Let’s create some data frames and store them in a list.

## Create example data frames

df_1 <- data.frame(month_vector, seasons_vector)
df_2 <- df_1
df_3 <- df_1


## Store data frames in a list
all_dfs <- list(df_1, df_2, df_3)

## Store new names
new_names <- c("updated_df1", "updated_df2", "updated_df3")


A list can be used to store data frames, vectors, matrices - most objects. To loop over items in a list we can use indexing.

for (i in 1:length(all_dfs)) {
  
  df <- all_dfs[[i]]
  
  new_df <- df %>%
    as_tibble %>% 
    mutate(weather = ifelse(seasons_vector == "Winter", "cold", "warm"))
  
  assign((new_names[[i]]), new_df, .GlobalEnv)
  
}


The lapply function

We can also loop through a list using the lapply function. The lapply function takes two arguments, X and FUN. The value of X is the sequence we want to apply to e.g., a vector or list. The FUN argument is short for function, this can be a pre-existing function or we can define a function here.

## Using lapply with a pre-existing function
lapply(X = c(1.34, 1.78, 2.34, 1.12), FUN = round)
## [[1]]
## [1] 1
## 
## [[2]]
## [1] 2
## 
## [[3]]
## [1] 2
## 
## [[4]]
## [1] 1
## Using lapply with a user-defined function
lapply(X = c(1.34, 1.78, 2.34, 1.12), FUN = function(x){
  
  x + 1
  
})
## [[1]]
## [1] 2.34
## 
## [[2]]
## [1] 2.78
## 
## [[3]]
## [1] 3.34
## 
## [[4]]
## [1] 2.12


The output of lapply is a list - we can tell this from the double square bracket nomenclature. To do the same thing but have our output as a vector we can use sapply.

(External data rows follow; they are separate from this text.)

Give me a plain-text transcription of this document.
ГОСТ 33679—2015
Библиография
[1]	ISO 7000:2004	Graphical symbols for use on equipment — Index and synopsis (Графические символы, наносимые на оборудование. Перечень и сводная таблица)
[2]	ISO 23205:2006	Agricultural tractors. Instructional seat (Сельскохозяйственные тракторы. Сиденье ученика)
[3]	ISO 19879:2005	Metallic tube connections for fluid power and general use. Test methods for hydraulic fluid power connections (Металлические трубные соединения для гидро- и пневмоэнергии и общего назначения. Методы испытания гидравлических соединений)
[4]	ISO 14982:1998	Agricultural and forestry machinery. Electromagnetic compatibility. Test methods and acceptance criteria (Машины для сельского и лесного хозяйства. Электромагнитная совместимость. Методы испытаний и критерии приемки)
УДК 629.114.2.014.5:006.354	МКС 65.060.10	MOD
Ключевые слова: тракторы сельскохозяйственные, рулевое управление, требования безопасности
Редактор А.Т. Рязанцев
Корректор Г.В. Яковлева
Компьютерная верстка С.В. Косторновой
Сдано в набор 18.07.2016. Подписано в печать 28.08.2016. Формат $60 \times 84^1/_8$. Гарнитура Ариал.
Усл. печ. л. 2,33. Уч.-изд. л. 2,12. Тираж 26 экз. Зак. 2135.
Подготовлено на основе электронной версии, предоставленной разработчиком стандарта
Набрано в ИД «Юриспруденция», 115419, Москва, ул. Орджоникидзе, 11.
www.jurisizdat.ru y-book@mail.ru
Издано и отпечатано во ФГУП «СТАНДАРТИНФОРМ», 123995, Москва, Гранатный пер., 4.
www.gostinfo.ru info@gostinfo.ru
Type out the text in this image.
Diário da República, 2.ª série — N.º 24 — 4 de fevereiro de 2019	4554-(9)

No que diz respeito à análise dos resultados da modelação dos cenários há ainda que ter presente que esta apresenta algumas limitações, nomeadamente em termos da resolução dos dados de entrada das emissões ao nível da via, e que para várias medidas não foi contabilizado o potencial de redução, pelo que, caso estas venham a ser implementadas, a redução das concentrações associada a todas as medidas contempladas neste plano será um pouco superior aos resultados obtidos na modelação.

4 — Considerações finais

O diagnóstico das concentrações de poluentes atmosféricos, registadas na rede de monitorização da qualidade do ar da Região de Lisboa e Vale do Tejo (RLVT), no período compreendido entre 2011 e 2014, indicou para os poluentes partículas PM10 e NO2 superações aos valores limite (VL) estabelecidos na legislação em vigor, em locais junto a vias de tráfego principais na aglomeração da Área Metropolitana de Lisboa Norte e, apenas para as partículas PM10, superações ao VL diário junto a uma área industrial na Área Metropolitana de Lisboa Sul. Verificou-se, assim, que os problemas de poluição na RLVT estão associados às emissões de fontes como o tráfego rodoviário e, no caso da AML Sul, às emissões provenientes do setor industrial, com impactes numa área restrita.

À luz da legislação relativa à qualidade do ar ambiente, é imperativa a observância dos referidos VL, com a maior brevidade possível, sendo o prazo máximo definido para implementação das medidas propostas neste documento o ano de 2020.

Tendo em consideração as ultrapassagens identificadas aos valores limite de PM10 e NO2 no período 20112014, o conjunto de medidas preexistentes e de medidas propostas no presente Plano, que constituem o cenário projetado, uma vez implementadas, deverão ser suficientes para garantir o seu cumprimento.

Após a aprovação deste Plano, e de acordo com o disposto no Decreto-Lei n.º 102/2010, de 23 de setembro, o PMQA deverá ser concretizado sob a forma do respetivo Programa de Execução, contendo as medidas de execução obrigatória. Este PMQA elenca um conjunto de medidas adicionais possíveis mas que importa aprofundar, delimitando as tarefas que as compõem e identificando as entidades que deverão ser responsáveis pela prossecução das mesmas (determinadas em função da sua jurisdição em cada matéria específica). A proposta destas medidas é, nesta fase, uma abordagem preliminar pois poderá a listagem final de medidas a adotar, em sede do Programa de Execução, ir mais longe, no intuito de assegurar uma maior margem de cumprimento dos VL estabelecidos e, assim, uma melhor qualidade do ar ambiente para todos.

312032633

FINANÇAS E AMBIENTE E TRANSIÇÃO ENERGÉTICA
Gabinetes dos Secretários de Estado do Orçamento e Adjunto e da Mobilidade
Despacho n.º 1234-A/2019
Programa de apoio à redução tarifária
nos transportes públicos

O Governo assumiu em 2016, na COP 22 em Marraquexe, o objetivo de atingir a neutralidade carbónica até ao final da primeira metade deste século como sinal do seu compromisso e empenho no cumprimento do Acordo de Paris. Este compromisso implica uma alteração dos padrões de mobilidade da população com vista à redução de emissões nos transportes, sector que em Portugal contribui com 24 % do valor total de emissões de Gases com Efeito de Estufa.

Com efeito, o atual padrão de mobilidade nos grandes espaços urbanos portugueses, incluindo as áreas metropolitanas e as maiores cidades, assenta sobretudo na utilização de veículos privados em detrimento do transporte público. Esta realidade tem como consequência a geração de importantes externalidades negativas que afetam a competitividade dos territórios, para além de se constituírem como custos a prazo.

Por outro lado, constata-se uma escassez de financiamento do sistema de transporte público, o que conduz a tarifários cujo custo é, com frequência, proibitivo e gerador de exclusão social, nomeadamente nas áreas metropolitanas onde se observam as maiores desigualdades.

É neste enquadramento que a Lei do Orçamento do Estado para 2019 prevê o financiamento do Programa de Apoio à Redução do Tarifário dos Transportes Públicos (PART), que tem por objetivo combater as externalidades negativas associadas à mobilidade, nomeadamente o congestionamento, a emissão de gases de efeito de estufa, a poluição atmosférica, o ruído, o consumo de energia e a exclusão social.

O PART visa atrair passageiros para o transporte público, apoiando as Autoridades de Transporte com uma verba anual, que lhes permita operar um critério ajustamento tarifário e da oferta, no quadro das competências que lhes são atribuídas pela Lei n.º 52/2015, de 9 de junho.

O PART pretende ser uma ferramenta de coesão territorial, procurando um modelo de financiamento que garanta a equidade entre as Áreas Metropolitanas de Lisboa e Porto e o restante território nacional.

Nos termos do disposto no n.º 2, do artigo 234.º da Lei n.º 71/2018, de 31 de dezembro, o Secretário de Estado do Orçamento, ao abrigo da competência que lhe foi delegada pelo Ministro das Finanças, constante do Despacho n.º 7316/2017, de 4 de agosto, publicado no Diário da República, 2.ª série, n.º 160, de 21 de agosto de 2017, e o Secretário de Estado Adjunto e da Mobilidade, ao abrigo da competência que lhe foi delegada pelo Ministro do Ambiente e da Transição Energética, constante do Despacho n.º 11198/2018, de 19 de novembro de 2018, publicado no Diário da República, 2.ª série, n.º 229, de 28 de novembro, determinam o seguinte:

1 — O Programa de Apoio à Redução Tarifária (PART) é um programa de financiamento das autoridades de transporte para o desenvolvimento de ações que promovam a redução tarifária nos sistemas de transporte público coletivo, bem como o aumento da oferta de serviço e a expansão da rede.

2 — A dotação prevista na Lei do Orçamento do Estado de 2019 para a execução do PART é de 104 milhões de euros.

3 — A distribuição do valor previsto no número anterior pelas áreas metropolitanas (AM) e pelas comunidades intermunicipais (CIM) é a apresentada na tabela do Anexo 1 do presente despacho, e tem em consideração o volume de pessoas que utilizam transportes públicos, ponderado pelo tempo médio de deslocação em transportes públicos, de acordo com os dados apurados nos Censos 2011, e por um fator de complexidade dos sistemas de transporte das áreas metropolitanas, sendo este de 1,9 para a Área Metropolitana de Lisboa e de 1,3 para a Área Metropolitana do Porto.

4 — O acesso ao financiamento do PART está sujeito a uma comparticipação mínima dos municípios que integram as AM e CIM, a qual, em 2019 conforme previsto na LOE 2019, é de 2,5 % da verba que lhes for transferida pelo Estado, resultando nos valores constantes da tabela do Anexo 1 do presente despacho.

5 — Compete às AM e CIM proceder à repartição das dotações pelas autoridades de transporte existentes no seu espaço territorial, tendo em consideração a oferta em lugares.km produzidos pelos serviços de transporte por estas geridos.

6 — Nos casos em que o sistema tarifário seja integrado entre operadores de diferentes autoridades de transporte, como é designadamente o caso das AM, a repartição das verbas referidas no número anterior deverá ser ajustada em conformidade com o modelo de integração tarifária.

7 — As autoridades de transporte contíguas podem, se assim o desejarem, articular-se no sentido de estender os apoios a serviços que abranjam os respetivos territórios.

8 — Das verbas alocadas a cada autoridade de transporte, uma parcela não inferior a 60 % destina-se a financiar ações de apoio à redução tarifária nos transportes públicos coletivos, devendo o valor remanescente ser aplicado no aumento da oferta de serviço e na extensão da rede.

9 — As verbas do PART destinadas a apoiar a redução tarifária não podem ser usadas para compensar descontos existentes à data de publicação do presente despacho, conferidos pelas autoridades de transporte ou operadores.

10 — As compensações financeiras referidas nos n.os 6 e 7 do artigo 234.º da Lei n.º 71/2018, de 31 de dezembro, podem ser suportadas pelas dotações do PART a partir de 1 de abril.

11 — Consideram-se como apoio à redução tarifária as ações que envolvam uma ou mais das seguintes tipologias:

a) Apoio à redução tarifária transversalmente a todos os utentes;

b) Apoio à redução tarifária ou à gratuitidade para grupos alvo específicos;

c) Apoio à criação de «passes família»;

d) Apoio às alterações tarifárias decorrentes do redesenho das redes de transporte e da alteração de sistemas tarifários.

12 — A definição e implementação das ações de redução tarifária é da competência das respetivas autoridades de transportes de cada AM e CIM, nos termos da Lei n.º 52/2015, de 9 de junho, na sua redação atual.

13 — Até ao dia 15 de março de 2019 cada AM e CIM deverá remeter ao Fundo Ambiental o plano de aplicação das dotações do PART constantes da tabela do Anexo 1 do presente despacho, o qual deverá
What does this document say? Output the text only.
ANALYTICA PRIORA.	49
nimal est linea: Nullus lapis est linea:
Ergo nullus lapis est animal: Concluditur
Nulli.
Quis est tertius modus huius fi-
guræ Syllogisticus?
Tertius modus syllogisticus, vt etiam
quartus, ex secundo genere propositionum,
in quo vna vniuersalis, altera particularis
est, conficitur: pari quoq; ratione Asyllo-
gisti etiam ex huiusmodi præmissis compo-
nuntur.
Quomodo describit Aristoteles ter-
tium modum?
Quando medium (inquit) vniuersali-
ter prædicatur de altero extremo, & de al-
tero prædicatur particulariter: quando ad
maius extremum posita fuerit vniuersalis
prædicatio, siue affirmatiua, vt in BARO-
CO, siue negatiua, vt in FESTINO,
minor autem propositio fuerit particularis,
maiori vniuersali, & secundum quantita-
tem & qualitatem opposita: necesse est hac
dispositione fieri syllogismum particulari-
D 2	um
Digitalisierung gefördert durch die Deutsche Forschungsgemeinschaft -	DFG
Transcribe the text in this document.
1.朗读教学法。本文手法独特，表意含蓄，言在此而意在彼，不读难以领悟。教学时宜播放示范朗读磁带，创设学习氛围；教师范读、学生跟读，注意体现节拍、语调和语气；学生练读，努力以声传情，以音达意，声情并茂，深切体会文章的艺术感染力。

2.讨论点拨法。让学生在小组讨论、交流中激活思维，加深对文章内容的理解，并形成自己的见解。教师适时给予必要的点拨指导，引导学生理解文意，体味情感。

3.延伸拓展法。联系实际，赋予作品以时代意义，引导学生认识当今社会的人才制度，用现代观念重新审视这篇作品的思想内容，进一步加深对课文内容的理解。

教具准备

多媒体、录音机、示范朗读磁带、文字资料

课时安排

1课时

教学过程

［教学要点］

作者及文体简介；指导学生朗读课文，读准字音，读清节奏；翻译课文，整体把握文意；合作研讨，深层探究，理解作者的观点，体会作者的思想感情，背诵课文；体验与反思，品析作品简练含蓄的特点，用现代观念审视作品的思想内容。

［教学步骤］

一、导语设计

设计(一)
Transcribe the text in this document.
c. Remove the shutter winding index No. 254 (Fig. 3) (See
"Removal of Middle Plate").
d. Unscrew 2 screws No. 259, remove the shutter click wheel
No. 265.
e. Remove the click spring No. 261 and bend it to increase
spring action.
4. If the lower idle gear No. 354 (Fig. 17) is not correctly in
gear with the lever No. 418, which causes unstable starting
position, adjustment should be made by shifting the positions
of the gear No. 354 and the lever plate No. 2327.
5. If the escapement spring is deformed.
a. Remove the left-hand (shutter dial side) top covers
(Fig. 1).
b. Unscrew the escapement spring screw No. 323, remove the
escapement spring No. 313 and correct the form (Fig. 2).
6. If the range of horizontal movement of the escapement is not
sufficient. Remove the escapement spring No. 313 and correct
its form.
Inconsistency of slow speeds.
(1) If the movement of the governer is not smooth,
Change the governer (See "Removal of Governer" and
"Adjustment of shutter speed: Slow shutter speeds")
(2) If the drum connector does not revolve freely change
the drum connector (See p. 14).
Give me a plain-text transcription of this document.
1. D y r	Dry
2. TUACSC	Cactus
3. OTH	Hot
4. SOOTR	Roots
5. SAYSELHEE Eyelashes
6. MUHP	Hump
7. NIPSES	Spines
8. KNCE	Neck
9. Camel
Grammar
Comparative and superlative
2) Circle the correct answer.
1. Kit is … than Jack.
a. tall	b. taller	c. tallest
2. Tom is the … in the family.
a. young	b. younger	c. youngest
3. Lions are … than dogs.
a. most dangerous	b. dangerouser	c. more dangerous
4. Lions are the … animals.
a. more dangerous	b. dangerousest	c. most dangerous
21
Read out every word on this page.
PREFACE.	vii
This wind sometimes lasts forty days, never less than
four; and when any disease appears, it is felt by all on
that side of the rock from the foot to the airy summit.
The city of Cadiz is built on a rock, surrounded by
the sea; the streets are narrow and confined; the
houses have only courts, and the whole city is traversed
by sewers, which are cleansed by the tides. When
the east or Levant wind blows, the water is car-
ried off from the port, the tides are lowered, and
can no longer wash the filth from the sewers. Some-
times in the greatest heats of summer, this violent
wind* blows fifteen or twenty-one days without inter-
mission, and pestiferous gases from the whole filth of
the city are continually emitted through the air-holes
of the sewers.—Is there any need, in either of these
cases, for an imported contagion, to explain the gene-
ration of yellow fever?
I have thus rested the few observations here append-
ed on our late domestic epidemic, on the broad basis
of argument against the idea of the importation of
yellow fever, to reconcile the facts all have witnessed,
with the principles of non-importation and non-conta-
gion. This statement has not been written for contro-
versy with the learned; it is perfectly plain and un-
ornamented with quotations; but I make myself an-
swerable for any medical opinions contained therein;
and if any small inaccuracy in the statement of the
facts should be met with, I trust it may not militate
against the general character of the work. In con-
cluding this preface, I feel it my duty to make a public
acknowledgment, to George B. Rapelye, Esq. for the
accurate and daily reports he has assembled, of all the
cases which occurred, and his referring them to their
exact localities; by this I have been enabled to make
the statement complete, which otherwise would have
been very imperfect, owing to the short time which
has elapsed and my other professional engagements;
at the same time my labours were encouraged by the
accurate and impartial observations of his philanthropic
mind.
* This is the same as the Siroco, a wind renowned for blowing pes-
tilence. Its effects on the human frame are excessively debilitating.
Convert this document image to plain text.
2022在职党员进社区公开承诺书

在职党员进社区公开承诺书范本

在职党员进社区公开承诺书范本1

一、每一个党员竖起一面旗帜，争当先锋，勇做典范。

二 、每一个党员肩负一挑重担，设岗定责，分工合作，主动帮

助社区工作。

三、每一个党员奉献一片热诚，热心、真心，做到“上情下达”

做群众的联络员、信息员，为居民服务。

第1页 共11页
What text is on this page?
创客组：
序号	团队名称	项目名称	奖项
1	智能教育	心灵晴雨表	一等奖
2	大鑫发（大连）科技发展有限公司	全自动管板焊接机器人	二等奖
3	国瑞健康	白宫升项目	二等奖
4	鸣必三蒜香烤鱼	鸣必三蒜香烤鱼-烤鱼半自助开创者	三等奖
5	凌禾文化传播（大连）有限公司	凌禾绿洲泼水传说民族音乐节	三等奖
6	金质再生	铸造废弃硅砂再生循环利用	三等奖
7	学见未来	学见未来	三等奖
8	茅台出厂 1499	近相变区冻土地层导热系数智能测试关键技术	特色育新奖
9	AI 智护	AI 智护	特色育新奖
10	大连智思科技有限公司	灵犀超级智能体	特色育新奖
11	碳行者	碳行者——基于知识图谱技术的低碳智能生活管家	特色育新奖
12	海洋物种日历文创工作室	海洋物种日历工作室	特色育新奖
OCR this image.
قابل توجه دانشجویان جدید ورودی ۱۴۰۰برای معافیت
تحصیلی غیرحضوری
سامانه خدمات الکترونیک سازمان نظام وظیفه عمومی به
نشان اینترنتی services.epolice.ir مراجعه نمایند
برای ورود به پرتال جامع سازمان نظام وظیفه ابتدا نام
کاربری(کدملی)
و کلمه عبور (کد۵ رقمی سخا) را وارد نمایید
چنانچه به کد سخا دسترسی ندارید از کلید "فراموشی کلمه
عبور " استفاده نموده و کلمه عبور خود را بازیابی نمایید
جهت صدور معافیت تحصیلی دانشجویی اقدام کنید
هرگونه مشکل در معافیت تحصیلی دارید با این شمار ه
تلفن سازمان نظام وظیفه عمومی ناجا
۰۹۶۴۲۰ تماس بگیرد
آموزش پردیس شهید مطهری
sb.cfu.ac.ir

## Using lapply with a user-defined function
sapply(X = c(1.34, 1.78, 2.34, 1.12), FUN = function(x){
  
  x + 1
  
})
## [1] 2.34 2.78 3.34 2.12

Challenge: Using loops and the apply family of functions Add another columns to each of the updated data frames to store numerical temperature values (make these up). Then use the apply functions (lapply or sapply) to loop over the updated data frames and output a vector containing the mean temperature.

Solution


## Put objects into a list
updated_dfs <- list(updated_df1, updated_df2, updated_df3)
new_names <- c("updated_df1", "updated_df2", "updated_df3")

## Create new temperature columns
for (i in 1:length(updated_dfs)) {
  
  df <- updated_dfs[[i]]
  
  df$temp <- c(4.8, 5.2, 13, 14.1, 12.7)
  
  assign((new_names[[i]]), df, .GlobalEnv)
  
}

## Use sapply to get vector containing mean temperature
updated_dfs_v2 <- list(updated_df1, updated_df2, updated_df3)
sapply(X = updated_dfs_v2, FUN = function(x) {
  
  x %>%
    as_tibble() %>%
    pull(temp) %>%
    mean()
  
})
## [1] 9.96 9.96 9.96